Although influenza has been causing aches, pains and deaths for hundreds of years, it is one of the common illnesses that pose a serious public health threat.

Dr. Robert Sidwell, professor in the department of animal, dairy and veterinary science at Utah State University, has been awarded a research contract for approximately $1.2 million from the National Institutes of Health to study potential anti-influenza virus drugs.Sidwell explained that the influenza virus is associated with a number of serious health problems, including pneumonia, croup and bronchitis.

"Twenty percent of the croup cases in hospitals are due to influenza," Sidwell said. "Influenza is especially serious in young children and geriatric patients who readily develop lung problems."

At the turn of the century, an influenza epidemic killed millions of people because little could be done to combat the influenza virus or the bacterial infections that generally follow a bout with influenza, Sidwell said.

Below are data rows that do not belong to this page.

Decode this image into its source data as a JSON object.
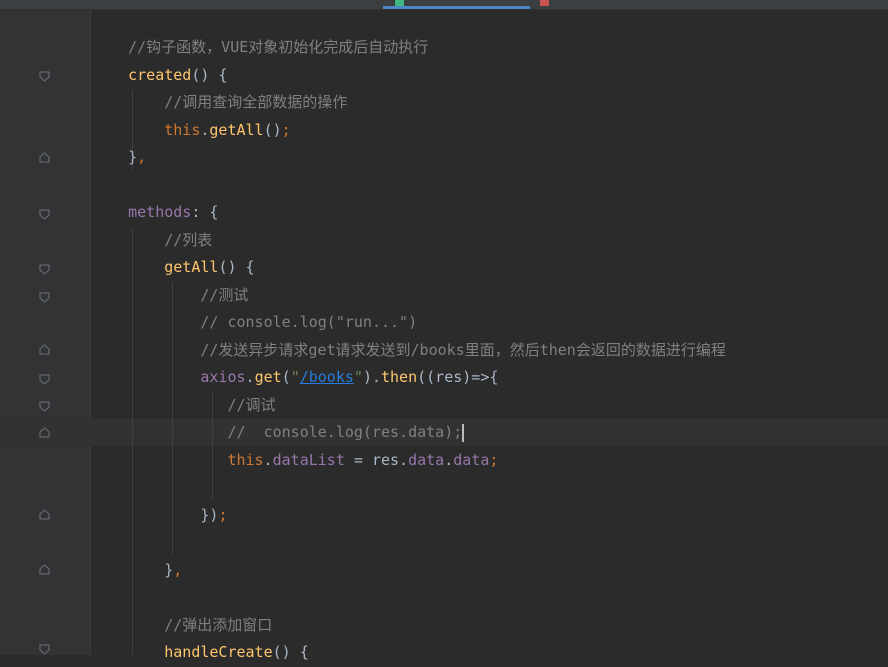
{
  "editor": {
    "language": "JavaScript (Vue)",
    "lines": [
      {
        "indent": 4,
        "tokens": [
          {
            "t": "comment",
            "v": "//钩子函数，VUE对象初始化完成后自动执行"
          }
        ]
      },
      {
        "indent": 4,
        "tokens": [
          {
            "t": "fn",
            "v": "created"
          },
          {
            "t": "plain",
            "v": "() {"
          }
        ]
      },
      {
        "indent": 8,
        "tokens": [
          {
            "t": "comment",
            "v": "//调用查询全部数据的操作"
          }
        ]
      },
      {
        "indent": 8,
        "tokens": [
          {
            "t": "kw",
            "v": "this"
          },
          {
            "t": "plain",
            "v": "."
          },
          {
            "t": "fn",
            "v": "getAll"
          },
          {
            "t": "plain",
            "v": "()"
          },
          {
            "t": "kw",
            "v": ";"
          }
        ]
      },
      {
        "indent": 4,
        "tokens": [
          {
            "t": "plain",
            "v": "}"
          },
          {
            "t": "kw",
            "v": ","
          }
        ]
      },
      {
        "indent": 0,
        "tokens": []
      },
      {
        "indent": 4,
        "tokens": [
          {
            "t": "prop",
            "v": "methods"
          },
          {
            "t": "plain",
            "v": ": {"
          }
        ]
      },
      {
        "indent": 8,
        "tokens": [
          {
            "t": "comment",
            "v": "//列表"
          }
        ]
      },
      {
        "indent": 8,
        "tokens": [
          {
            "t": "fn",
            "v": "getAll"
          },
          {
            "t": "plain",
            "v": "() {"
          }
        ]
      },
      {
        "indent": 12,
        "tokens": [
          {
            "t": "comment",
            "v": "//测试"
          }
        ]
      },
      {
        "indent": 12,
        "tokens": [
          {
            "t": "comment",
            "v": "// console.log(\"run...\")"
          }
        ]
      },
      {
        "indent": 12,
        "tokens": [
          {
            "t": "comment",
            "v": "//发送异步请求get请求发送到/books里面，然后then会返回的数据进行编程"
          }
        ]
      },
      {
        "indent": 12,
        "tokens": [
          {
            "t": "prop",
            "v": "axios"
          },
          {
            "t": "plain",
            "v": "."
          },
          {
            "t": "fn",
            "v": "get"
          },
          {
            "t": "plain",
            "v": "("
          },
          {
            "t": "str",
            "v": "\""
          },
          {
            "t": "link",
            "v": "/books"
          },
          {
            "t": "str",
            "v": "\""
          },
          {
            "t": "plain",
            "v": ")."
          },
          {
            "t": "fn",
            "v": "then"
          },
          {
            "t": "plain",
            "v": "((res)=>{"
          }
        ]
      },
      {
        "indent": 15,
        "tokens": [
          {
            "t": "comment",
            "v": "//调试"
          }
        ]
      },
      {
        "indent": 15,
        "tokens": [
          {
            "t": "comment",
            "v": "//  console.log(res.data);"
          }
        ],
        "cursor": true
      },
      {
        "indent": 15,
        "tokens": [
          {
            "t": "kw",
            "v": "this"
          },
          {
            "t": "plain",
            "v": "."
          },
          {
            "t": "prop",
            "v": "dataList"
          },
          {
            "t": "plain",
            "v": " = res."
          },
          {
            "t": "prop",
            "v": "data"
          },
          {
            "t": "plain",
            "v": "."
          },
          {
            "t": "prop",
            "v": "data"
          },
          {
            "t": "kw",
            "v": ";"
          }
        ]
      },
      {
        "indent": 0,
        "tokens": []
      },
      {
        "indent": 12,
        "tokens": [
          {
            "t": "plain",
            "v": "})"
          },
          {
            "t": "kw",
            "v": ";"
          }
        ]
      },
      {
        "indent": 0,
        "tokens": []
      },
      {
        "indent": 8,
        "tokens": [
          {
            "t": "plain",
            "v": "}"
          },
          {
            "t": "kw",
            "v": ","
          }
        ]
      },
      {
        "indent": 0,
        "tokens": []
      },
      {
        "indent": 8,
        "tokens": [
          {
            "t": "comment",
            "v": "//弹出添加窗口"
          }
        ]
      },
      {
        "indent": 8,
        "tokens": [
          {
            "t": "fn",
            "v": "handleCreate"
          },
          {
            "t": "plain",
            "v": "() {"
          }
        ]
      }
    ]
  },
  "colors": {
    "background": "#2b2b2b",
    "gutter": "#313335",
    "comment": "#808080",
    "function": "#ffc66d",
    "keyword": "#cc7832",
    "property": "#9876aa",
    "string": "#6a8759",
    "link": "#287bde",
    "text": "#a9b7c6",
    "active_tab_underline": "#4a88c7"
  }
}
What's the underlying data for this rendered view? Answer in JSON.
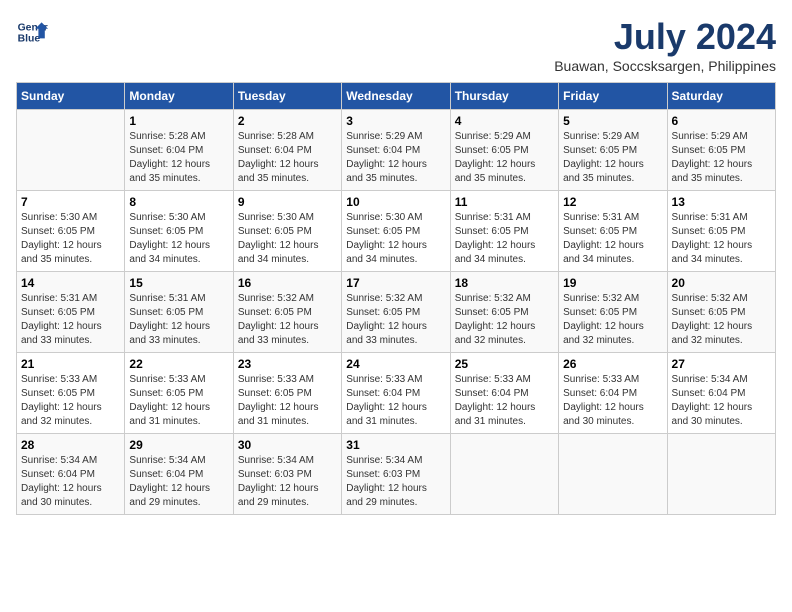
{
  "header": {
    "logo_line1": "General",
    "logo_line2": "Blue",
    "month": "July 2024",
    "location": "Buawan, Soccsksargen, Philippines"
  },
  "days_of_week": [
    "Sunday",
    "Monday",
    "Tuesday",
    "Wednesday",
    "Thursday",
    "Friday",
    "Saturday"
  ],
  "weeks": [
    [
      {
        "day": "",
        "info": ""
      },
      {
        "day": "1",
        "info": "Sunrise: 5:28 AM\nSunset: 6:04 PM\nDaylight: 12 hours\nand 35 minutes."
      },
      {
        "day": "2",
        "info": "Sunrise: 5:28 AM\nSunset: 6:04 PM\nDaylight: 12 hours\nand 35 minutes."
      },
      {
        "day": "3",
        "info": "Sunrise: 5:29 AM\nSunset: 6:04 PM\nDaylight: 12 hours\nand 35 minutes."
      },
      {
        "day": "4",
        "info": "Sunrise: 5:29 AM\nSunset: 6:05 PM\nDaylight: 12 hours\nand 35 minutes."
      },
      {
        "day": "5",
        "info": "Sunrise: 5:29 AM\nSunset: 6:05 PM\nDaylight: 12 hours\nand 35 minutes."
      },
      {
        "day": "6",
        "info": "Sunrise: 5:29 AM\nSunset: 6:05 PM\nDaylight: 12 hours\nand 35 minutes."
      }
    ],
    [
      {
        "day": "7",
        "info": "Sunrise: 5:30 AM\nSunset: 6:05 PM\nDaylight: 12 hours\nand 35 minutes."
      },
      {
        "day": "8",
        "info": "Sunrise: 5:30 AM\nSunset: 6:05 PM\nDaylight: 12 hours\nand 34 minutes."
      },
      {
        "day": "9",
        "info": "Sunrise: 5:30 AM\nSunset: 6:05 PM\nDaylight: 12 hours\nand 34 minutes."
      },
      {
        "day": "10",
        "info": "Sunrise: 5:30 AM\nSunset: 6:05 PM\nDaylight: 12 hours\nand 34 minutes."
      },
      {
        "day": "11",
        "info": "Sunrise: 5:31 AM\nSunset: 6:05 PM\nDaylight: 12 hours\nand 34 minutes."
      },
      {
        "day": "12",
        "info": "Sunrise: 5:31 AM\nSunset: 6:05 PM\nDaylight: 12 hours\nand 34 minutes."
      },
      {
        "day": "13",
        "info": "Sunrise: 5:31 AM\nSunset: 6:05 PM\nDaylight: 12 hours\nand 34 minutes."
      }
    ],
    [
      {
        "day": "14",
        "info": "Sunrise: 5:31 AM\nSunset: 6:05 PM\nDaylight: 12 hours\nand 33 minutes."
      },
      {
        "day": "15",
        "info": "Sunrise: 5:31 AM\nSunset: 6:05 PM\nDaylight: 12 hours\nand 33 minutes."
      },
      {
        "day": "16",
        "info": "Sunrise: 5:32 AM\nSunset: 6:05 PM\nDaylight: 12 hours\nand 33 minutes."
      },
      {
        "day": "17",
        "info": "Sunrise: 5:32 AM\nSunset: 6:05 PM\nDaylight: 12 hours\nand 33 minutes."
      },
      {
        "day": "18",
        "info": "Sunrise: 5:32 AM\nSunset: 6:05 PM\nDaylight: 12 hours\nand 32 minutes."
      },
      {
        "day": "19",
        "info": "Sunrise: 5:32 AM\nSunset: 6:05 PM\nDaylight: 12 hours\nand 32 minutes."
      },
      {
        "day": "20",
        "info": "Sunrise: 5:32 AM\nSunset: 6:05 PM\nDaylight: 12 hours\nand 32 minutes."
      }
    ],
    [
      {
        "day": "21",
        "info": "Sunrise: 5:33 AM\nSunset: 6:05 PM\nDaylight: 12 hours\nand 32 minutes."
      },
      {
        "day": "22",
        "info": "Sunrise: 5:33 AM\nSunset: 6:05 PM\nDaylight: 12 hours\nand 31 minutes."
      },
      {
        "day": "23",
        "info": "Sunrise: 5:33 AM\nSunset: 6:05 PM\nDaylight: 12 hours\nand 31 minutes."
      },
      {
        "day": "24",
        "info": "Sunrise: 5:33 AM\nSunset: 6:04 PM\nDaylight: 12 hours\nand 31 minutes."
      },
      {
        "day": "25",
        "info": "Sunrise: 5:33 AM\nSunset: 6:04 PM\nDaylight: 12 hours\nand 31 minutes."
      },
      {
        "day": "26",
        "info": "Sunrise: 5:33 AM\nSunset: 6:04 PM\nDaylight: 12 hours\nand 30 minutes."
      },
      {
        "day": "27",
        "info": "Sunrise: 5:34 AM\nSunset: 6:04 PM\nDaylight: 12 hours\nand 30 minutes."
      }
    ],
    [
      {
        "day": "28",
        "info": "Sunrise: 5:34 AM\nSunset: 6:04 PM\nDaylight: 12 hours\nand 30 minutes."
      },
      {
        "day": "29",
        "info": "Sunrise: 5:34 AM\nSunset: 6:04 PM\nDaylight: 12 hours\nand 29 minutes."
      },
      {
        "day": "30",
        "info": "Sunrise: 5:34 AM\nSunset: 6:03 PM\nDaylight: 12 hours\nand 29 minutes."
      },
      {
        "day": "31",
        "info": "Sunrise: 5:34 AM\nSunset: 6:03 PM\nDaylight: 12 hours\nand 29 minutes."
      },
      {
        "day": "",
        "info": ""
      },
      {
        "day": "",
        "info": ""
      },
      {
        "day": "",
        "info": ""
      }
    ]
  ]
}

Treatment is still a complicated business today because the virus is constantly changing and new strains must be identified before treatments can be developed, he explained.

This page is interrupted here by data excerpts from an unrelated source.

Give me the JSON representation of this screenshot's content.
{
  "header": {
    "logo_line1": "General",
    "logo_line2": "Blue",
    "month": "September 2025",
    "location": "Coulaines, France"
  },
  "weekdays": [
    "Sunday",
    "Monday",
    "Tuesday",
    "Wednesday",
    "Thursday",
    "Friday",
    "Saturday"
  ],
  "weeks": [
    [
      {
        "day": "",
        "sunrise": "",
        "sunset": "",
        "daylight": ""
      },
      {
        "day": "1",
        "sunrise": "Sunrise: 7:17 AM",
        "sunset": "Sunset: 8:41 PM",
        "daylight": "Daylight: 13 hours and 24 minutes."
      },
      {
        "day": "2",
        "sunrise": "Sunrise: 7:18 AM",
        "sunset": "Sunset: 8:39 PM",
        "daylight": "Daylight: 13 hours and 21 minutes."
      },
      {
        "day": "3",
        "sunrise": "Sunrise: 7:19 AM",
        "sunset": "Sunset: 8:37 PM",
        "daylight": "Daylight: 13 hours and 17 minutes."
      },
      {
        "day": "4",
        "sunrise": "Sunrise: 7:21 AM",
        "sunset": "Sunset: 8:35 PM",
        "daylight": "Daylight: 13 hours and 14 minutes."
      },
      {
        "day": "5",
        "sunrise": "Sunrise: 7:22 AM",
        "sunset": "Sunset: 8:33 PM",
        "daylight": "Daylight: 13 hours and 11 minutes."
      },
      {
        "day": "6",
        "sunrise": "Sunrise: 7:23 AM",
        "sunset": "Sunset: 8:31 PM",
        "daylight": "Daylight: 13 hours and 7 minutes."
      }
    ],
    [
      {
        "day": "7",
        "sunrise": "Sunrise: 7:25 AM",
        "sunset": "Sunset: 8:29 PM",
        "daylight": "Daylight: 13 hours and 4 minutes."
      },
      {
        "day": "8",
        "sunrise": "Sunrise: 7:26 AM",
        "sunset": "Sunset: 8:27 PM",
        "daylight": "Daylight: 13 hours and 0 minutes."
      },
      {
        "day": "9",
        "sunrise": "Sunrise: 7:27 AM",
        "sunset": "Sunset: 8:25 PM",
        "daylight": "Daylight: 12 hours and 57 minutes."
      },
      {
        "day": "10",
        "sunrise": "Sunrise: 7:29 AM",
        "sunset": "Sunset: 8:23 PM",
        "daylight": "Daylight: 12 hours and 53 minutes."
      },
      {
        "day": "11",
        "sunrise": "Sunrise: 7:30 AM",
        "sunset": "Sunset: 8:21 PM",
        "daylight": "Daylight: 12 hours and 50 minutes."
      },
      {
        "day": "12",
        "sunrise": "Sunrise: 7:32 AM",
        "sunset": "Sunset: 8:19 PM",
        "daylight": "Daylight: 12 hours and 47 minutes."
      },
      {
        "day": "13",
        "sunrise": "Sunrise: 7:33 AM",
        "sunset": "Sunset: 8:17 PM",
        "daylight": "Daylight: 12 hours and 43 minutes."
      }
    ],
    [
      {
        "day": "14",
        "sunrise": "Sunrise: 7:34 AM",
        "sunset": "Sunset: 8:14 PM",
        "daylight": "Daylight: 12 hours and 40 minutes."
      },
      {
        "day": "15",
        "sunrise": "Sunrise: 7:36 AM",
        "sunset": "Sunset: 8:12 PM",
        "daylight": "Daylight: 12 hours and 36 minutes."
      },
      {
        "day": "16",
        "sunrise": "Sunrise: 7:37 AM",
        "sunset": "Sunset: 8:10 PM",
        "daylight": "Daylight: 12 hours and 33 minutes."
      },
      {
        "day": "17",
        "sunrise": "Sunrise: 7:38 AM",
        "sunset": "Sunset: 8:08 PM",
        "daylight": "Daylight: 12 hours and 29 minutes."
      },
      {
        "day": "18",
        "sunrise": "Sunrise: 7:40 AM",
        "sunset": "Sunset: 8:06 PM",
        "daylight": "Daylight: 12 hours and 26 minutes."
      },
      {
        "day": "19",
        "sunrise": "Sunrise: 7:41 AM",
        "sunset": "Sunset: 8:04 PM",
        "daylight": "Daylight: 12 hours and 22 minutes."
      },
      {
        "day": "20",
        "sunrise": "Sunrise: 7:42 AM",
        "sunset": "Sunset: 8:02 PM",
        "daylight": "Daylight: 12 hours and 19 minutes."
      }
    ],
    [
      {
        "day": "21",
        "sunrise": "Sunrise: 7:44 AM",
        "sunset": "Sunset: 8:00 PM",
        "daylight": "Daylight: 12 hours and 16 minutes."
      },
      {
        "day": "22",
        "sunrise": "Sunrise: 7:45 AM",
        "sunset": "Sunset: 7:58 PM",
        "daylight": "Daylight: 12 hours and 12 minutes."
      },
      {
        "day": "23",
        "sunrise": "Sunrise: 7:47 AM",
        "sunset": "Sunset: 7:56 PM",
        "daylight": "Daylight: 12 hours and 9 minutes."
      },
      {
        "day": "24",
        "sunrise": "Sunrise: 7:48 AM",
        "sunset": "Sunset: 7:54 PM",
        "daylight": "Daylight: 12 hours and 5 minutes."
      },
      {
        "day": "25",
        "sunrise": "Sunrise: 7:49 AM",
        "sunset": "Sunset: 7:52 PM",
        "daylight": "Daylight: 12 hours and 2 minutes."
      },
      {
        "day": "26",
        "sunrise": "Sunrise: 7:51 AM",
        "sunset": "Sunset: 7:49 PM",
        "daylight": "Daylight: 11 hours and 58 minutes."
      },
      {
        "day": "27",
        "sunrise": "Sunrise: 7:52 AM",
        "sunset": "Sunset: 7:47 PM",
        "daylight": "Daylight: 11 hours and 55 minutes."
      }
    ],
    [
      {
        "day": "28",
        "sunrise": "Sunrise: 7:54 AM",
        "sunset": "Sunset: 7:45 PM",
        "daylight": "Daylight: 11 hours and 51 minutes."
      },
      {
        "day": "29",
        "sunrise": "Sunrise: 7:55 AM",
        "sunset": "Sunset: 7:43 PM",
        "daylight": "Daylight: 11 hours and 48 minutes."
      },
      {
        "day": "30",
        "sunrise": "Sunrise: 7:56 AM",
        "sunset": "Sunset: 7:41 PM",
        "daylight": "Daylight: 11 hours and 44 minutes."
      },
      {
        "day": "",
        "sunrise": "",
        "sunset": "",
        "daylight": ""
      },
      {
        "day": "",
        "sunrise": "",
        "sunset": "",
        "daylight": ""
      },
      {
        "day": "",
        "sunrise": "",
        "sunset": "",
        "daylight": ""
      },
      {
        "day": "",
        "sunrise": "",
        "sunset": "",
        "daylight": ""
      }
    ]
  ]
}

The research at USU will make use of a model of measuring blood oxygen levels and will include evaluation of the impact of potential anti-influenza drugs on the immune system.

The research is part of the NIH ongoing program to discover and develop treatments for viral diseases that pose a great public health threat.

The five-year project will include research by Sidwell, in collaboration with USU researcher John Huffman, from the department of animal, dairy and veterinary science, and Professor Reed Warren of the USU department of biology.